Bogotá, 6 jun (EFE).- Transcurrido un año del atentado contra el senador y precandidato presidencial colombiano Miguel Uribe Turbay, del Centro Democrático, el caso continúa pesando sobre la discusión pública no solo por su incidencia en la elección presidencial de 2026, sino también por las señales de fragilidad institucional que puso al descubierto. Uribe Turbay recibió dos disparos en la cabeza durante un mitin el 7 de junio de 2025 en el barrio Modelia, en Bogotá, y murió el 11 de agosto, después de más de dos meses hospitalizado en la Clínica Santa Fe.
La Fiscalía General de la Nación ha informado de la captura de nueve personas por el homicidio, cuatro de ellas ya condenadas, entre estas el adolescente que disparó.
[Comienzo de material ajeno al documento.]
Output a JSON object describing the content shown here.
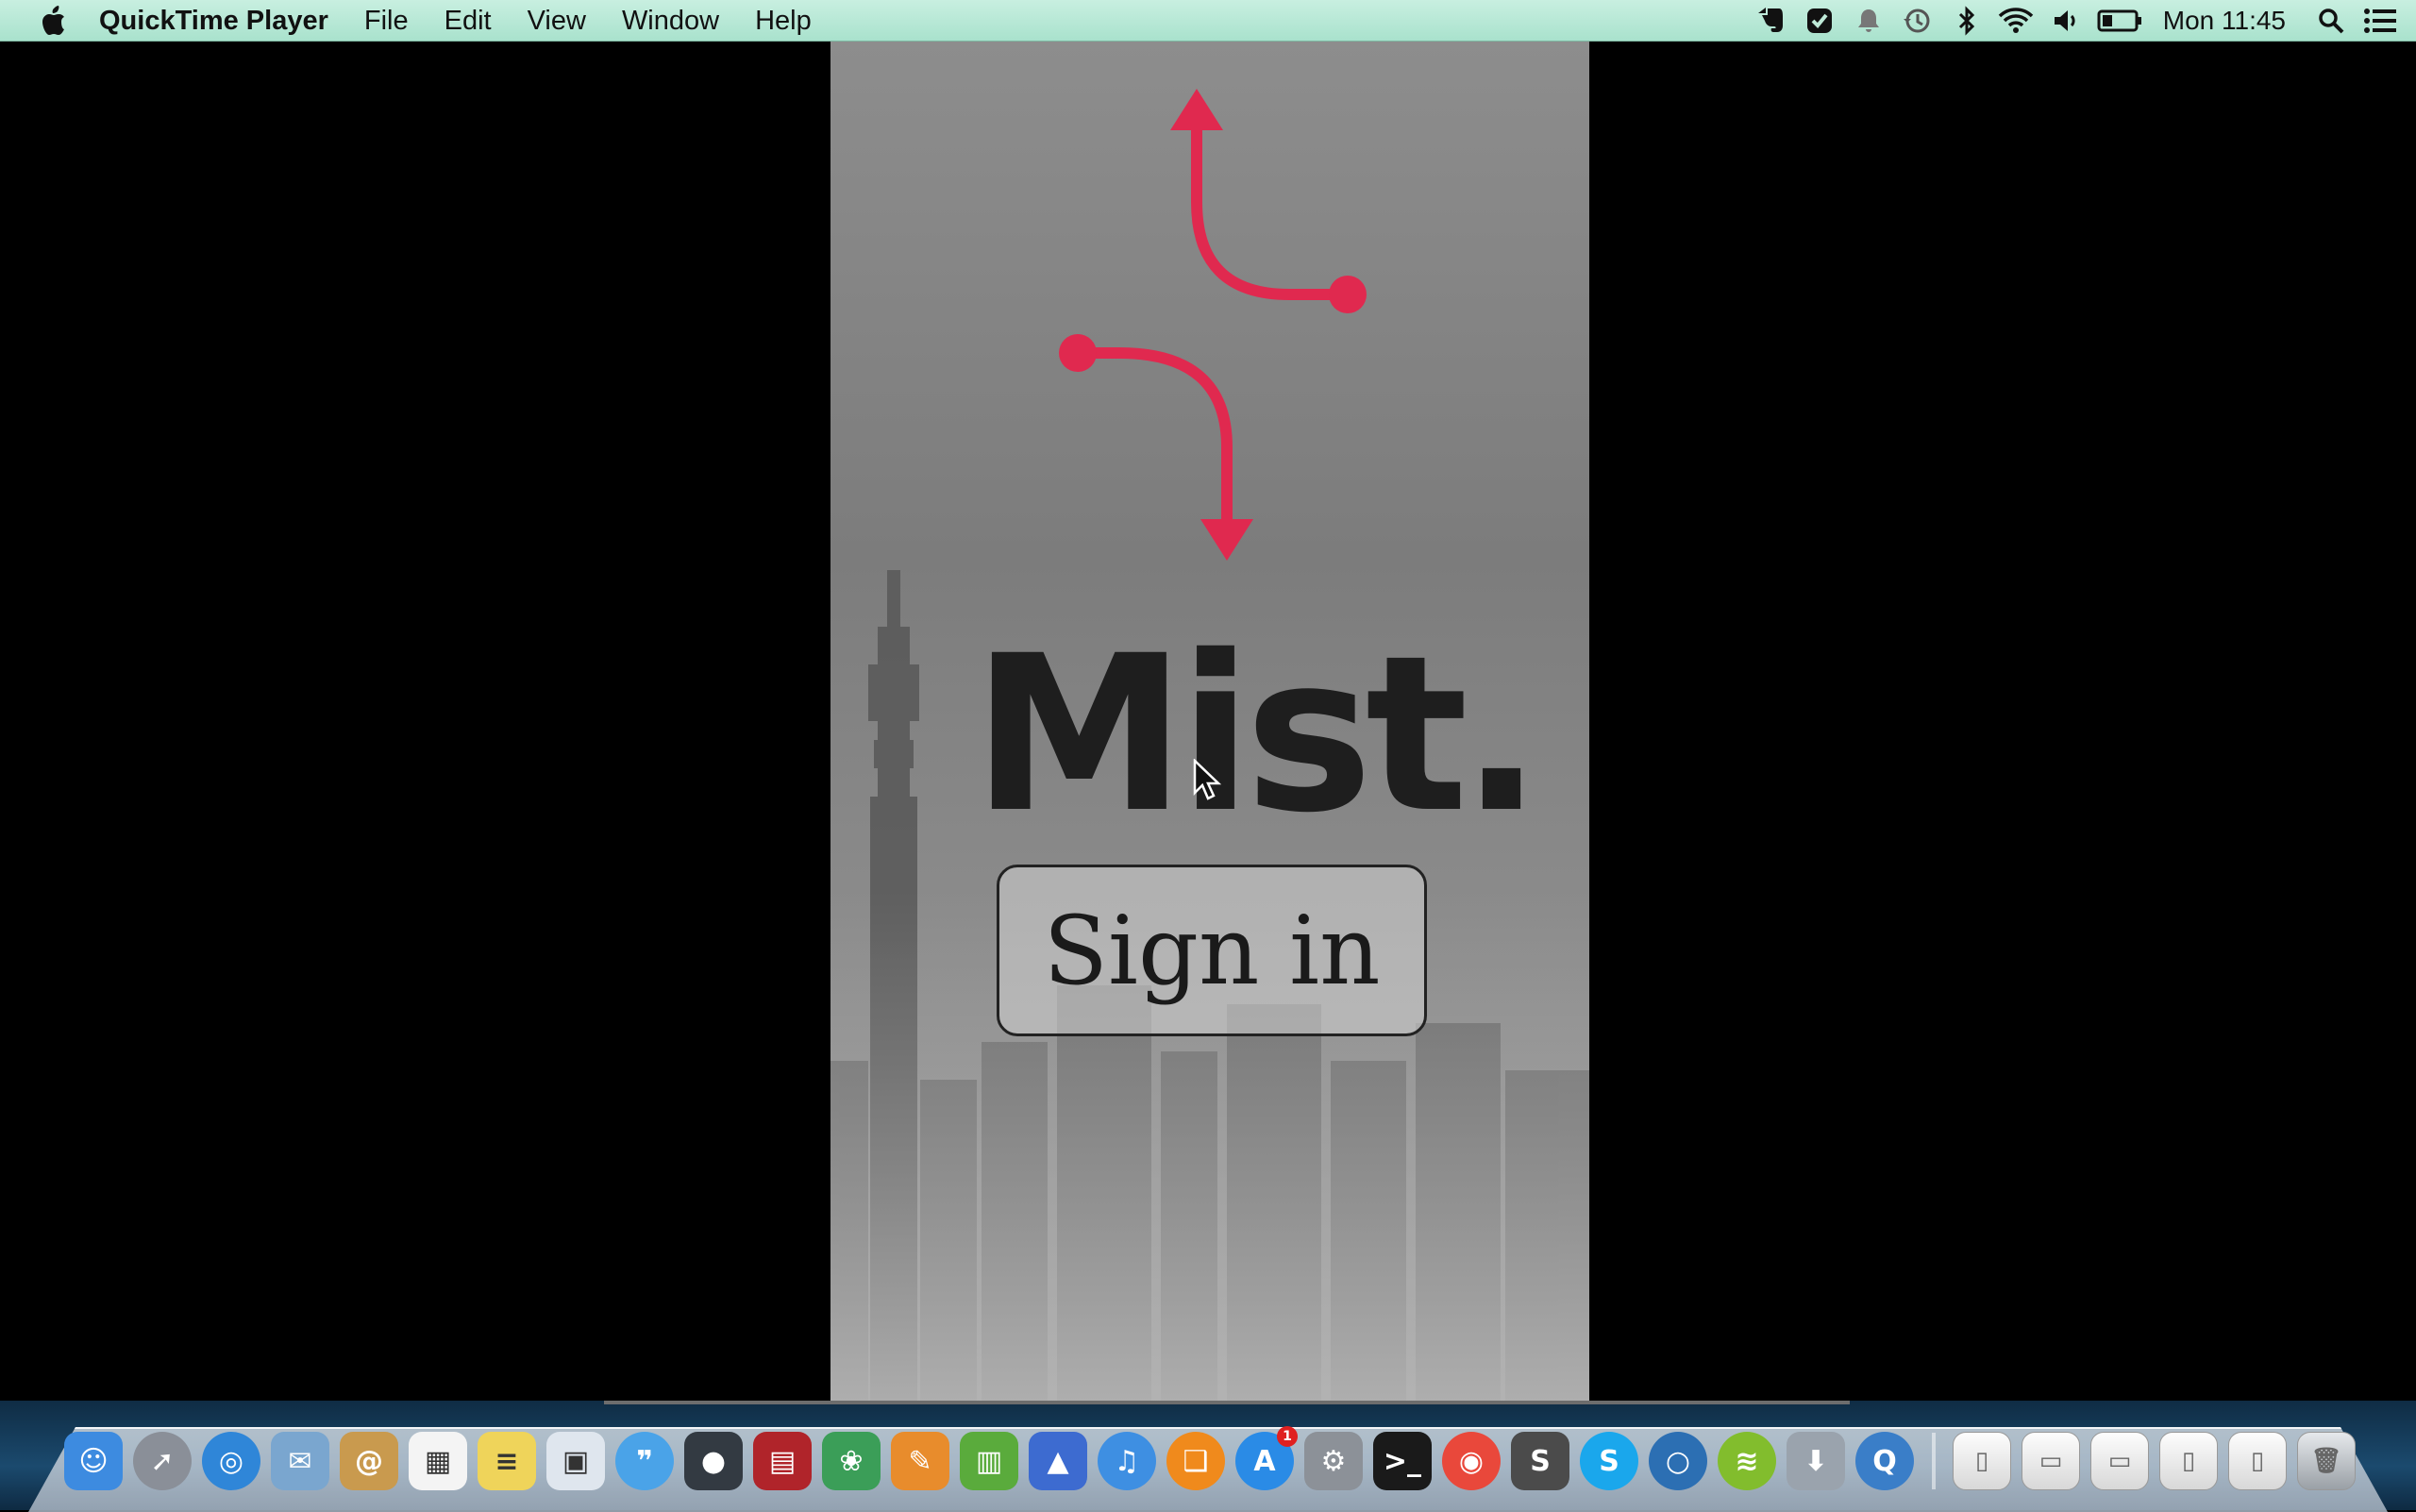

En el juicio, Simeón Pérez Marroquín, alias El Viejo, sostuvo que «el grupo que ordenó el atentado en contra del senador Miguel Uribe fue la Segunda Marquetalia», una de las principales disidencias de la antigua guerrilla de las FARC. Pese a los avances de la investigación, el crimen sigue siendo una referencia obligada sobre la capacidad del Estado para garantizar seguridad en medio de una campaña presidencial.
El profesor Yann Basset, de la Universidad del Rosario, dijo a EFE que el asesinato supuso una alerta de seguridad para la campaña y la «tensó». Aunque señaló que «no hubo que deplorar más atentados graves contra candidatos en esta campaña», también advirtió que lo ocurrido refleja «la situación difícil que existe en materia de seguridad en algunas regiones del país». Además, el caso incidió en la dinámica interna del Centro Democrático, donde Uribe Turbay era, según encuestas internas del partido, favorito para la candidatura presidencial, en medio de una crisis por denuncias de una presunta estrategia de manipulación y de una campaña para favorecer su aspiración frente a las de Paloma Valencia y María Fernanda Cabal.